The abdomen is opened to the pubis and packing material is liberally stuffed into the abdomen. Suitable materials include laparotomy sponges, gauze or even towels. Packing the abdomen provides a tamponade effect that helps control hypotension induced by venous dilatation. Packing will often control venous hemorrhage as well. When the packing is in place, the aortic occlusion can be removed.

If the animal is hemorrhaging rapidly in spite of occlusion of the aorta at the level of the celiac artery, a Pringle maneuver should be attempted.

The hepatic artery, the portal vein and the common bile duct are occluded using digital pressure or a tourniquet. Simultaneously, the cranial mesenteric artery is occluded to prevent portal hypertension. This maneuver should be held for 10 minutes. After 10 minutes, the portal occlusion must be released for at least one minute every 10 minutes.

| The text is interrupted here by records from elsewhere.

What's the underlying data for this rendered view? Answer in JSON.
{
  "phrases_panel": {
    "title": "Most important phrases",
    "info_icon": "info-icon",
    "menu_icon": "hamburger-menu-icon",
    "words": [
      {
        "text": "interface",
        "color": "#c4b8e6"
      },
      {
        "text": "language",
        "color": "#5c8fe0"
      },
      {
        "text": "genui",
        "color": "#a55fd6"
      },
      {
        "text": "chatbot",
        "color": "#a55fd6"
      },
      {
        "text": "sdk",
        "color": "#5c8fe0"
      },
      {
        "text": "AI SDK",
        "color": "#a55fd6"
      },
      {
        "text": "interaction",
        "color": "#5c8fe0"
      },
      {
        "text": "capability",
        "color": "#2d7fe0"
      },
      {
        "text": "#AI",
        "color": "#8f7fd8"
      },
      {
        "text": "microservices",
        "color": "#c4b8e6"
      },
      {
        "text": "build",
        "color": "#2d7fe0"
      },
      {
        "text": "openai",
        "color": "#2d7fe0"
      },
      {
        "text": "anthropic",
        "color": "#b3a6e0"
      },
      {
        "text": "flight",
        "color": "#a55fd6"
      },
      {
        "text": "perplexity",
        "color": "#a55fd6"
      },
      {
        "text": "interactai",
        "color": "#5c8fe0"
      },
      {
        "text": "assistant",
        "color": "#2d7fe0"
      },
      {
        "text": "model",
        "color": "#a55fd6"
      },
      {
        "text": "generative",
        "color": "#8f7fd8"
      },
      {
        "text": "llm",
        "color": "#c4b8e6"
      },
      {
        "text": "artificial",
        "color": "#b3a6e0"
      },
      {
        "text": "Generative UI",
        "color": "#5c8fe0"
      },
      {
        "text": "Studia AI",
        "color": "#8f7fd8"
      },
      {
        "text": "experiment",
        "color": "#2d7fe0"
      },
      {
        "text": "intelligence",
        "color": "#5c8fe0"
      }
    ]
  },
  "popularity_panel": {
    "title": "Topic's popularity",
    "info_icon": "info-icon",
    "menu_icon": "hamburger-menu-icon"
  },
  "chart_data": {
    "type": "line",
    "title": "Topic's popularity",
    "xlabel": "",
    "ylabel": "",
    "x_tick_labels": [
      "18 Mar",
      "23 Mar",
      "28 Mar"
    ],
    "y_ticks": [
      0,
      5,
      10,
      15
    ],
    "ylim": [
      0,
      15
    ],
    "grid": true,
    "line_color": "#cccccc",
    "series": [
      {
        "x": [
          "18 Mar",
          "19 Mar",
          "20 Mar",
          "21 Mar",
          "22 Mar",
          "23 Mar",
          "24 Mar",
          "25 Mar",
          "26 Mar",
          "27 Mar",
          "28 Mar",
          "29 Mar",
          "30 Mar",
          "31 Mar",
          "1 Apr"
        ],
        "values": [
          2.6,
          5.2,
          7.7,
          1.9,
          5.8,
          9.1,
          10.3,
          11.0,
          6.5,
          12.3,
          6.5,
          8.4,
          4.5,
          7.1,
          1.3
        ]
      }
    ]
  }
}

If the source of hemorrhage is found and can be repaired, the repair is accomplished, ancillary procedures are done (j-tube insertion for example) if the animal's condition permits and the abdomen closed.

If the source of the hemorrhage is not readily identified or cannot be readily repaired, the packing is left in the abdomen and the abdomen is closed temporarily using towel clamps, surgical staples, sutures or even safety pins.

The animal can be treated with blood, fluids or whatever is appropriate, and then the abdomen re-explored in 24 to 48 hours when the animal is more stable.